E poi la genialata dell'inizio "a carillon" di Golem II, brano che poi si evolve in territori in bilico tra elettronica e jazz\funk, la più tranquilla The Holy Filament a spezzare la frenesia incontrata finora, l'inizio doo-wop di Vanity Fair, che quasi strizza l'occhio al pop più mainstream, senza però caderci in pieno sempre per quel senso di inquietudine che permea ogni loro brano, oltre a quel pre-finale totalmente fuori posto (in senso buono). Poi non preoccupatevi che arriva Goodbye Sober Day a riportarci sulle montagne russe combinando più idee ed influenze di quante si riesca a contare, o anche solo a notare. Dall'intermezzo quasi gregoriano all'assolo vocale che apre alla sezione distorta tra le più malate che io abbia mai ascoltato, per poi lasciar spazio alla ripresa del tema iniziale a mo di "danse macabre".

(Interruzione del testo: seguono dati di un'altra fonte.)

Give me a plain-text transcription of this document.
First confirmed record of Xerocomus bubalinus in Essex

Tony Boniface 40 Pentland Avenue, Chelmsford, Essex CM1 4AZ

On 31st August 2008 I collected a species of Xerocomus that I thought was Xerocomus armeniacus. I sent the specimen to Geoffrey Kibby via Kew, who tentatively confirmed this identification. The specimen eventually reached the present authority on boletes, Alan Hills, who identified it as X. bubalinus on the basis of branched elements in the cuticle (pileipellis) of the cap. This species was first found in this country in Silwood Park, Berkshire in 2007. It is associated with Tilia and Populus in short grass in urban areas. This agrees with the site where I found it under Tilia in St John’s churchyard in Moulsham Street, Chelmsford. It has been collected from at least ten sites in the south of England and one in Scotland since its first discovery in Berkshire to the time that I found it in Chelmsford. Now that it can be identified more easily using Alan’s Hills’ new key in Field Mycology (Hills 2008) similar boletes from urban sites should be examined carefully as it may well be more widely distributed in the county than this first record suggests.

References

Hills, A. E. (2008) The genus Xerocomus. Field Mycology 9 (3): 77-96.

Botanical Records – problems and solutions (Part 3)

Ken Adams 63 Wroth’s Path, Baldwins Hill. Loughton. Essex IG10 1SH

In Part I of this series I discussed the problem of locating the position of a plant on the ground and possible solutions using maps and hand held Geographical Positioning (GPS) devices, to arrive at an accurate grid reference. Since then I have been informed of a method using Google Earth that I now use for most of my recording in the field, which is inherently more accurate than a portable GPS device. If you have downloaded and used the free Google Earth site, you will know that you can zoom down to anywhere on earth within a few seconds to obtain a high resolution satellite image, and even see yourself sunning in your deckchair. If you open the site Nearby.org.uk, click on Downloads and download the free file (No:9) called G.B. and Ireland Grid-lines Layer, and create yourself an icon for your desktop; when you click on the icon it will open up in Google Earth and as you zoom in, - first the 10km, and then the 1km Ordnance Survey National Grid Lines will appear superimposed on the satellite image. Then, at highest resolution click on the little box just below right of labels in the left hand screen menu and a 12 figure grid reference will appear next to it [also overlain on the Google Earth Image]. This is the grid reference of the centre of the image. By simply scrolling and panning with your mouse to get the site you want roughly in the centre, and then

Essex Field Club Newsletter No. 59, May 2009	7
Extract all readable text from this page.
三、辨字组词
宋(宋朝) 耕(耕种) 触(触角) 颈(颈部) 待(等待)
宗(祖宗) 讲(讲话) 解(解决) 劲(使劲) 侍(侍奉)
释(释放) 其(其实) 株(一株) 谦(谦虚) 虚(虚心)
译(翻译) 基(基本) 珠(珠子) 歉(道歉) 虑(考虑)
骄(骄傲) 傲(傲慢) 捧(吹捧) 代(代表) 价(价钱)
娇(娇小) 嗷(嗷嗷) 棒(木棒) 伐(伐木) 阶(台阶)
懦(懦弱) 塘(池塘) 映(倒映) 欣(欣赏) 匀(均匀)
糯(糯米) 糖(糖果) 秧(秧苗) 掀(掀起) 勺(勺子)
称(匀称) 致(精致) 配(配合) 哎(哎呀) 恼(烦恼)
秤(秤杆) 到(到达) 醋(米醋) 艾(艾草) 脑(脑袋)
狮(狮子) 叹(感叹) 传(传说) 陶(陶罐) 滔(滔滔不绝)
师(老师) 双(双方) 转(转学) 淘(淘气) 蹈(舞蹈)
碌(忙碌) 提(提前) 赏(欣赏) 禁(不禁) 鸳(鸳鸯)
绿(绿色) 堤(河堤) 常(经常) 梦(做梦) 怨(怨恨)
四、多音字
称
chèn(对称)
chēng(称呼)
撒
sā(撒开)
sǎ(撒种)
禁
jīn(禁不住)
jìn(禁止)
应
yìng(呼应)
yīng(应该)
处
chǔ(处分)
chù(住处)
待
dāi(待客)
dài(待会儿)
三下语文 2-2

Si può quasi dire che, una volta superato l'iniziale ed inevitabile stupore, si tratti di un album che rasenta la perfezione grazie ad un riuscitissimo equilibrio tra sperimentalismo, influenze da innumerevoli generi ed una sensibilità pop che affiora in punti strategici. Un album che segna la completa maturità dei Mr. Bungle dopo due lavori decisamente più ostici. E sinceramente, tornando al discorso dell'inizio, mi fa pensare il fatto che un album di ormai 19 anni fa stupisca e suoni ancora fresco oggi. California per me rappresenta perfettamente le infinite potenzialità raramente realizzate della musica di oggi, inteso come il dopo-2000, indipendentemente dal genere (ma si, sto guardando te, caro prog), che invece di combinare culture e generi anche diversissimi tra loro nel tentativo ci creare qualcosa di nuovo, il più delle volte si perde in auto-citazioni senza mai raggiungere un decimo della qualità di ciò che si cita. E questo anche perchè band e artisti che non sono immediatamente confrontabili con altri nomi altisonanti simili a livello stilistico, e magari anche neanche facilmente catalogabili in uno o due generi ben definiti, sono difficili da promuovere. E questa mentalità influenza poi chiunque, anche i musicisti stessi, tarpando loro le ali. Poi non dico che la strada da seguire sia per forza quella mostrata in questo album, ma certo qualche guizzo inaspettato che non sia solo un tempo dispari ogni tanto non guasterebbe eh...
Quindi, un doppio applauso ai Mr. Bungle che non solo hanno creato un capolavoro, ma sono riusciti a smuovere il sottoscritto dal limbo musicale "1962-1980". Come voto si merita un 9.